- Written by: Carol Mendelsohn
- Directed by: Bruce Pittman
- Starring: Alyssa Milano Cameron Bancroft
- Music by: Louis Natale
- Countries of origin: United States Canada
- Original language: English

Production
- Producer: Lynne Bespflug
- Cinematography: Michael Storey
- Editor: Ralph Brunjes
- Running time: 89 minutes

Original release
- Network: ABC
- Release: November 3, 1996

= To Brave Alaska =

To Brave Alaska is a 1996 American made-for-TV adventure film directed by Bruce Pittman. Based on a true story, the film stars Alyssa Milano and Cameron Bancroft as a young couple who attempt to survive in the rough Alaskan wilderness.

==Plot==
Set in 1979, the film focuses on a Seattleite couple, police officer and former park ranger Roger Lewis (Bancroft), and 22-year-old waitress Denise Harris (Milano). They are invited by businessman Wylie Bennett (Fraser) to Alaska to head out to the fictional wilderness of Surprise Bay and find a goldmine. If they are successful in retrieving gold, they are awarded 10% of the profit. Denise is hesitant to travel into the wilderness, though blindly follows her boyfriend, who regards the exploring as a great adventure. They are flown to the location, roughly 75 miles away from the nearest 'civilization', with just a dog and a radio with bad reception. There, they are set up in a cabin, where they spend their first couple of weeks. When they realize that their food supply is running out and that nobody is coming to help them, they become afraid. Roger considers shooting a deer, but Denise opposes such due to her vegetarianism.

Even though sometime later they find their first gold, they realize that it will not buy them dinner in the wilderness. With winter coming, they decide that they must head back to civilization. They gather supplies and their gold and take the canoe, considering it is their only form of transportation. By day three, a storm throws Denise in the water and swamps the canoe. By day five, Bill DeCreeft (Rekert), the aviator who flew them to their Surprise Bay destination, finds out that nobody flew out to the couple for a food supply, and starts a search for them. Roger and Denise, meanwhile, have set out a camp near the river in hope of a boat sailing by. When they realize that they are all alone, they know that they have to travel inland, despite the dangers, and they are forced to turn their weaknesses into strengths in order to survive.

While Bill starts a major search, Roger and Denise have to face several obstacles. Denise loses their food supply when she struggles to cross a river; Roger gets mad at her for not having tied the food supply to the rope that she used. She tries to apologize, but he does not listen until he almost falls to his death shortly after. The temperature grows colder rapidly, and they not only have to worry about dying from starvation, but also from hypothermia. Furthermore, Denise almost dies when she breaks through ice and falls in freezing water. Somehow she makes it out, and, regarding it as a miracle, she grows determined to make it to civilization, despite the fact that Roger is now losing hope.

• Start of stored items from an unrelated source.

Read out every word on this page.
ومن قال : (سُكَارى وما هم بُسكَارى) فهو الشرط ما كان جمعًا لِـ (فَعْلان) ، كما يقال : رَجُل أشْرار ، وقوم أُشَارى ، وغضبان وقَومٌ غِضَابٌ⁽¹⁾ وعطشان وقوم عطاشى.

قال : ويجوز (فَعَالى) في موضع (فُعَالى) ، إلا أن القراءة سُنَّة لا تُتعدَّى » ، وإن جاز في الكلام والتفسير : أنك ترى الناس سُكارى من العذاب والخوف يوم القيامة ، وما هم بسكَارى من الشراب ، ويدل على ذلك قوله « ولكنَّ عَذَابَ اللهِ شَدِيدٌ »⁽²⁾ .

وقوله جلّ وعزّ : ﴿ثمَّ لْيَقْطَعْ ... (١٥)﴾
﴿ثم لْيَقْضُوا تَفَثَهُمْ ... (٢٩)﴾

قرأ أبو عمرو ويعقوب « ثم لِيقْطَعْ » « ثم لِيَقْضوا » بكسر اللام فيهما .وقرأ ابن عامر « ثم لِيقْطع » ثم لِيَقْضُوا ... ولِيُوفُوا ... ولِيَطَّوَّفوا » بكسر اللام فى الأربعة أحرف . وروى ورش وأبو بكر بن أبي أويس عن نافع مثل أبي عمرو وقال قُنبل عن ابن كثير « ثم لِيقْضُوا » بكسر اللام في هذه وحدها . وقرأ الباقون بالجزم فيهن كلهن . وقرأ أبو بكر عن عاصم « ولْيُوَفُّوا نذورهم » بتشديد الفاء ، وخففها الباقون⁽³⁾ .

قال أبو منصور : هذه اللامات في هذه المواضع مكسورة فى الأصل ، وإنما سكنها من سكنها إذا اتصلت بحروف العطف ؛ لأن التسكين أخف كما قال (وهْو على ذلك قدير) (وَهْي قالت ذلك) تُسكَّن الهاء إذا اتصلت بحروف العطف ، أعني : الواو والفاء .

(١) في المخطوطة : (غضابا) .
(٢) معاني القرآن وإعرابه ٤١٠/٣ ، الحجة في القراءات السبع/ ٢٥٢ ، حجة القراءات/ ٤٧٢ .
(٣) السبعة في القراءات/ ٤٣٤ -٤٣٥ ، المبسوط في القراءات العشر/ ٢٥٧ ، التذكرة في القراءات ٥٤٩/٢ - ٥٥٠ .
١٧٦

As days pass by without food, Denise suggests eating the dog. Roger refuses to kill Newman, explaining that he loves the dog too much. By day fourteen, Roger has contracted frostbite and is unable to talk. Roger wants to accept that they are dying and proposes to end their lives with their remaining bullets, but Denise refuses to give up. By day seventeen, they spot a helicopter led by DeCreeft that is looking for them, but the helicopter crew fails to notice them. Realizing that there is a search out for them, Denise convinces Roger to travel to open land and create a signal. By day nineteen, they are spotted and rescued by DeCreeft.

==Cast==
- Alyssa Milano as Denise Harris
- Cameron Bancroft as Roger Lewis
- Winston Rekert as Bill DeCreeft
- Paul Dignard as Budd Sills
- Barbara Tyson as Barbara DeCreeft
- Duncan Fraser as Wylie Bennett
- Philip Granger as Mike McCarthy

==Production==
Filming took place in British Columbia and Alberta, Canada. The cast and crew had to ride the snowmobile to the set for two miles every day. Milano commented in a 1997 interview: "We had our costumes padded with heat packs, but it got so cold that I would lay on the dog (Newman) to keep warm." Shooting completed on May 26, 1996.

==Reception==
The reviewer of Variety wrote that "other than the consistently vapid behavior of lead characters, Mendelsohn’s script does its job with occasional flashes of wit, and Bruce Pittman’s direction is on the money. And whenever the action flags, there are acres upon acres of handsome “Alaskan” scenery (shot in Alberta, Canada, in part by aerial cameraman Robert Mehnert), well illuminated by d.p. Michael Storey."

The reviewer of The New York Times was less enthusiastic, and wrote that Milano and Bancroft gave worse performances than the film's dog.

==Home media==
The film was released on DVD first in Asia. A region 1 release was followed on January 17, 2006.